Até Marina Silva aceitou o acordo para a derrubada das araucárias
2005-01-19
O papel desenha um jeitinho dos clássicos. O Baesa se comprometeu a pagar pelo dano ambiental - no fim, tudo virou uma questão de money, dólar, plata, reais, bufunfa, grana, dim dim. Até a ministra Marina Silva, do Meio Ambiente, aquela que fez fama e carreira política defendendo a Amazônia ao lado do mártir Chico Mendes, concordou com a derrubada das inderrubáveis.
As autoridades defendem que agora é tarde para saber quem deu a mancada de projetar o lago no ninho das araucárias. Adotaram o discurso do fato consumado - e o discurso colou, tanto que até o Ministério Público, fiscal de todas as leis, também embarcou nele. Na lei ou na marra a mata tem que cair: para Barra Grande produzir seus quilovates, precisa do lago. E o lago precisa ocupar 92 quilômetros quadrados de mata das margens do rio Pelotas, ou não aciona as turbinas.
Jogo desigual
Como desmatamento é palavrão em tempos ambientalmente corretos, com acordo e tudo a coisa ainda está pegando fogo lá nas barrancas do rio, longe dos noticiários de televisão. A Baesa se diz uma vítima inocente na história: seus engenheiros alegam que não sabiam que a área onde formariam o lago tinha araucárias. Deram a clássica resposta do filho quando o pai pega ele fazendo alguma coisa errada: Não fui eu!
Ongs fustigam a Baesa no front verde. Os agricultores despejados das margens se organizaram no estilo MST e lutam por cada grão de terra. Os dois grupos usam táticas de confronto nos grotões, mas também apelaram à Justiça. Pressionada, a Baesa abriu seu porquinho inesgotável - um dos sócios do consórcio de construtores é o Bradesco - para acalmar a ira dos que a criticam.
Desde o início de janeiro, ela está conseguindo manter os ambientalistas fora de suas matas. E satisfez os atingidos com bufunfa, enquanto seu batalhão de advogados tenta limpar a área nos tribunais. A Baesa mantém ainda uma azeitada máquina de propaganda para deixar o verdadeiro problema fora do debate público, impedindo que se esclareça a dúvida essencial: de como uma obra pública tão importante recebeu sinal verde para ser erguida onde a lei defendia a floresta nativa.
Impunidade consumada
Mais: seus comunicadores jamais usam a palavra desmatamento. Nas mensagens no site www.baesa.com.br ela explica que tem que realizar uma tarefa de supressão vegetal.
Quando o caso chegou aos tribunais, o juridiquês tornou o debate definitivamente incompreensível para os leigos.
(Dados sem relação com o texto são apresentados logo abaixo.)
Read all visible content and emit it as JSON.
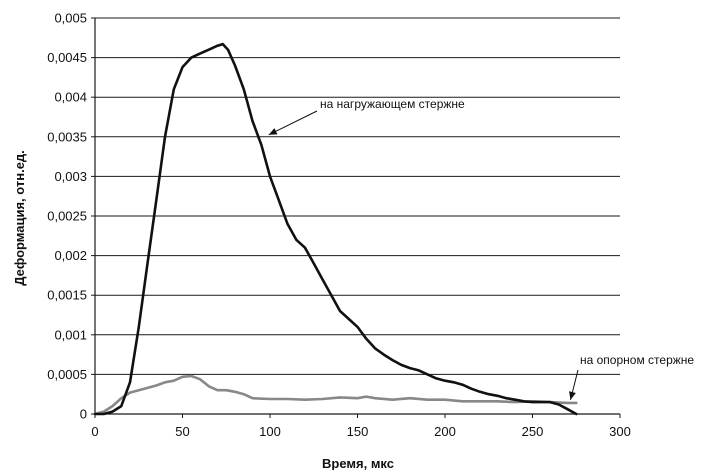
{
  "chart_data": {
    "type": "line",
    "xlabel": "Время, мкс",
    "ylabel": "Деформация, отн.ед.",
    "xlim": [
      0,
      300
    ],
    "ylim": [
      0,
      0.005
    ],
    "grid": "horizontal",
    "x_ticks": [
      "0",
      "50",
      "100",
      "150",
      "200",
      "250",
      "300"
    ],
    "y_ticks": [
      "0",
      "0,0005",
      "0,001",
      "0,0015",
      "0,002",
      "0,0025",
      "0,003",
      "0,0035",
      "0,004",
      "0,0045",
      "0,005"
    ],
    "series": [
      {
        "name": "на нагружающем стержне",
        "color": "#111111",
        "points": [
          [
            0,
            0
          ],
          [
            5,
            0
          ],
          [
            10,
            3e-05
          ],
          [
            15,
            0.0001
          ],
          [
            20,
            0.0004
          ],
          [
            25,
            0.0011
          ],
          [
            30,
            0.0019
          ],
          [
            35,
            0.0027
          ],
          [
            40,
            0.0035
          ],
          [
            45,
            0.0041
          ],
          [
            50,
            0.00438
          ],
          [
            55,
            0.0045
          ],
          [
            60,
            0.00455
          ],
          [
            65,
            0.0046
          ],
          [
            70,
            0.00465
          ],
          [
            73,
            0.00467
          ],
          [
            76,
            0.0046
          ],
          [
            80,
            0.0044
          ],
          [
            85,
            0.0041
          ],
          [
            90,
            0.0037
          ],
          [
            95,
            0.0034
          ],
          [
            100,
            0.003
          ],
          [
            105,
            0.0027
          ],
          [
            110,
            0.0024
          ],
          [
            115,
            0.0022
          ],
          [
            120,
            0.0021
          ],
          [
            125,
            0.0019
          ],
          [
            130,
            0.0017
          ],
          [
            135,
            0.0015
          ],
          [
            140,
            0.0013
          ],
          [
            145,
            0.0012
          ],
          [
            150,
            0.0011
          ],
          [
            155,
            0.00095
          ],
          [
            160,
            0.00083
          ],
          [
            165,
            0.00075
          ],
          [
            170,
            0.00068
          ],
          [
            175,
            0.00062
          ],
          [
            180,
            0.00058
          ],
          [
            185,
            0.00055
          ],
          [
            190,
            0.0005
          ],
          [
            195,
            0.00045
          ],
          [
            200,
            0.00042
          ],
          [
            205,
            0.0004
          ],
          [
            210,
            0.00037
          ],
          [
            215,
            0.00032
          ],
          [
            220,
            0.00028
          ],
          [
            225,
            0.00025
          ],
          [
            230,
            0.00023
          ],
          [
            235,
            0.0002
          ],
          [
            240,
            0.00018
          ],
          [
            245,
            0.00016
          ],
          [
            250,
            0.00015
          ],
          [
            255,
            0.00015
          ],
          [
            260,
            0.00015
          ],
          [
            265,
            0.00012
          ],
          [
            270,
            6e-05
          ],
          [
            275,
            0
          ]
        ]
      },
      {
        "name": "на опорном стержне",
        "color": "#888888",
        "points": [
          [
            0,
            0
          ],
          [
            5,
            3e-05
          ],
          [
            10,
            0.0001
          ],
          [
            15,
            0.0002
          ],
          [
            20,
            0.00027
          ],
          [
            25,
            0.0003
          ],
          [
            30,
            0.00033
          ],
          [
            35,
            0.00036
          ],
          [
            40,
            0.0004
          ],
          [
            45,
            0.00042
          ],
          [
            50,
            0.00047
          ],
          [
            55,
            0.00048
          ],
          [
            60,
            0.00044
          ],
          [
            65,
            0.00035
          ],
          [
            70,
            0.0003
          ],
          [
            75,
            0.0003
          ],
          [
            80,
            0.00028
          ],
          [
            85,
            0.00025
          ],
          [
            90,
            0.0002
          ],
          [
            100,
            0.00019
          ],
          [
            110,
            0.00019
          ],
          [
            120,
            0.00018
          ],
          [
            130,
            0.00019
          ],
          [
            140,
            0.00021
          ],
          [
            150,
            0.0002
          ],
          [
            155,
            0.00022
          ],
          [
            160,
            0.0002
          ],
          [
            170,
            0.00018
          ],
          [
            180,
            0.0002
          ],
          [
            190,
            0.00018
          ],
          [
            200,
            0.00018
          ],
          [
            210,
            0.00016
          ],
          [
            220,
            0.00016
          ],
          [
            230,
            0.00016
          ],
          [
            240,
            0.00015
          ],
          [
            250,
            0.00016
          ],
          [
            260,
            0.00015
          ],
          [
            270,
            0.00014
          ],
          [
            275,
            0.00014
          ]
        ]
      }
    ],
    "annotations": [
      {
        "text": "на нагружающем стержне",
        "series": 0,
        "target": [
          97,
          0.0035
        ]
      },
      {
        "text": "на опорном стержне",
        "series": 1,
        "target": [
          270,
          0.00014
        ]
      }
    ]
  }
}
É tratado de forma tão distante que o quentíssimo assunto parece mais frio do que rabo de pingüim. Até o Ministério Público já desistiu de tentar identificar os inidentificáveis autores da mancada, ou responsabilizar os responsáveis pelo erro ou sacanagem que ameaça derrubar as inderrubáveis.
Resumo da ópera: de outubro pra cá a ação de desmatamento avança aos trancos pelos barrancos, em meio a várias reviravoltas jurídicas, políticas e ambientais. As escaramuças no mato produziram até uma morte, ainda sendo investigada - cada lado acusa o outro pela vítima. O morto? Coisa insignificante: um peão baleado num piquete. (Renan Antunes de Oliveira)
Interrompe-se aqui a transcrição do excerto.